Home > Timetable > Contribution details

Contribution

The Distinguishing Index of $2$-connected Graphs

Speakers

  • Rafal KALINOWSKI

Primary authors

Co-authors

Content

The distinguishing index $D'(G)$ of a graph $G$ is the least number of colours of an edge colouring that is not preserved by any non-trivial automorphism.

The following result was proved by Pil\'sniak in [1].

Theorem. If $G$ is a connected graph, then $(1)$ $D'(G)=\Delta(G)+1$ iff $G$ is a cycle of length less than $6$, $(2)$ $D'(G)=\Delta(G)$ iff $G$ is a symmetric or a bisymmetric tree, a cycle of length at least $6$, or $K_4$ or $K_{3,3}$, $(3)$ $D'(G)\leq\Delta(G)-1$ otherwise.

In the same paper, Pil\'sniak formulated the following conjecture.

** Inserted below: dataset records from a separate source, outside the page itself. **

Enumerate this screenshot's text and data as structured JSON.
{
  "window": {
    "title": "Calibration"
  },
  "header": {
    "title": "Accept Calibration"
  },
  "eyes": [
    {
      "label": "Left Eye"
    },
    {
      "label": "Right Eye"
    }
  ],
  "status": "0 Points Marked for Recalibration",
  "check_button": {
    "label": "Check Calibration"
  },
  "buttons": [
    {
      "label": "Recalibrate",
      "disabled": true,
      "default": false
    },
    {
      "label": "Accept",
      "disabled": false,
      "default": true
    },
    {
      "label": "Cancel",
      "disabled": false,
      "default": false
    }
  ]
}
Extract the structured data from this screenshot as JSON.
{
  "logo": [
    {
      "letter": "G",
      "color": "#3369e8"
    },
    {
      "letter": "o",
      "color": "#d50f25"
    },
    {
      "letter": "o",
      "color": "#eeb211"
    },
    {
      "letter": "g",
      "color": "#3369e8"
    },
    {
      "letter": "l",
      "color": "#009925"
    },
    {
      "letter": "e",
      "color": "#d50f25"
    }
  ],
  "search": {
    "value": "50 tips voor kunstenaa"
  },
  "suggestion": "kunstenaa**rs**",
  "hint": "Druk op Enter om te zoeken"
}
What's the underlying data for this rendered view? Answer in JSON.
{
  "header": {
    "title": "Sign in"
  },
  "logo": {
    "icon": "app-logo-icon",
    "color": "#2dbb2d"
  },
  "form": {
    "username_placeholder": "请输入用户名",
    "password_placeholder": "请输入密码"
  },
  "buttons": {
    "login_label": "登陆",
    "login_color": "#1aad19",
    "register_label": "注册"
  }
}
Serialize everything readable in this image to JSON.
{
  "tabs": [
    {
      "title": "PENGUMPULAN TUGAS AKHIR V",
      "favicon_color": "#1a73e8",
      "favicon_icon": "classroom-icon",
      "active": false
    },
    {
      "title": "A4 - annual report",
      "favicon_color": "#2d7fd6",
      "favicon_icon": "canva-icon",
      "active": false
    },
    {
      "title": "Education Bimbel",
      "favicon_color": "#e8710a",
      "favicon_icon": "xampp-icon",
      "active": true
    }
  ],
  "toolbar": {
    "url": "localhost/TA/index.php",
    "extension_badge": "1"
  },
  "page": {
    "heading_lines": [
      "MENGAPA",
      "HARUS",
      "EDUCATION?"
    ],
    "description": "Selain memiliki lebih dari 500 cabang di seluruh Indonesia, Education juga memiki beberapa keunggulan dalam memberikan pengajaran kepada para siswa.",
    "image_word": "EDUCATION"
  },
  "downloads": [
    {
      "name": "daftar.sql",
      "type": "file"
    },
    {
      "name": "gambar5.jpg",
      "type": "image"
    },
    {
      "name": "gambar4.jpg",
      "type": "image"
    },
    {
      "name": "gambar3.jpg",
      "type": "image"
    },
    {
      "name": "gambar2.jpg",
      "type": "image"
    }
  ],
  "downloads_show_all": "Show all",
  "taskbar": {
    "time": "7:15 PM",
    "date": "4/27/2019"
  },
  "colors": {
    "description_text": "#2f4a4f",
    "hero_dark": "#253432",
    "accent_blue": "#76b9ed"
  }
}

Conjecture. If a graph $G$ is $2$-connected, then $$D'(G)\leq \left\lceil\sqrt{\Delta(G)}\right\rceil+1.$$

In this talk, we prove this conjecture in a bit stronger form, and show some of its consequences.

Reference:

[1] M. Pil\'sniak, Improving upper bounds for the distinguishing index, Ars Math. Contemp. 13 (2017) 259--274.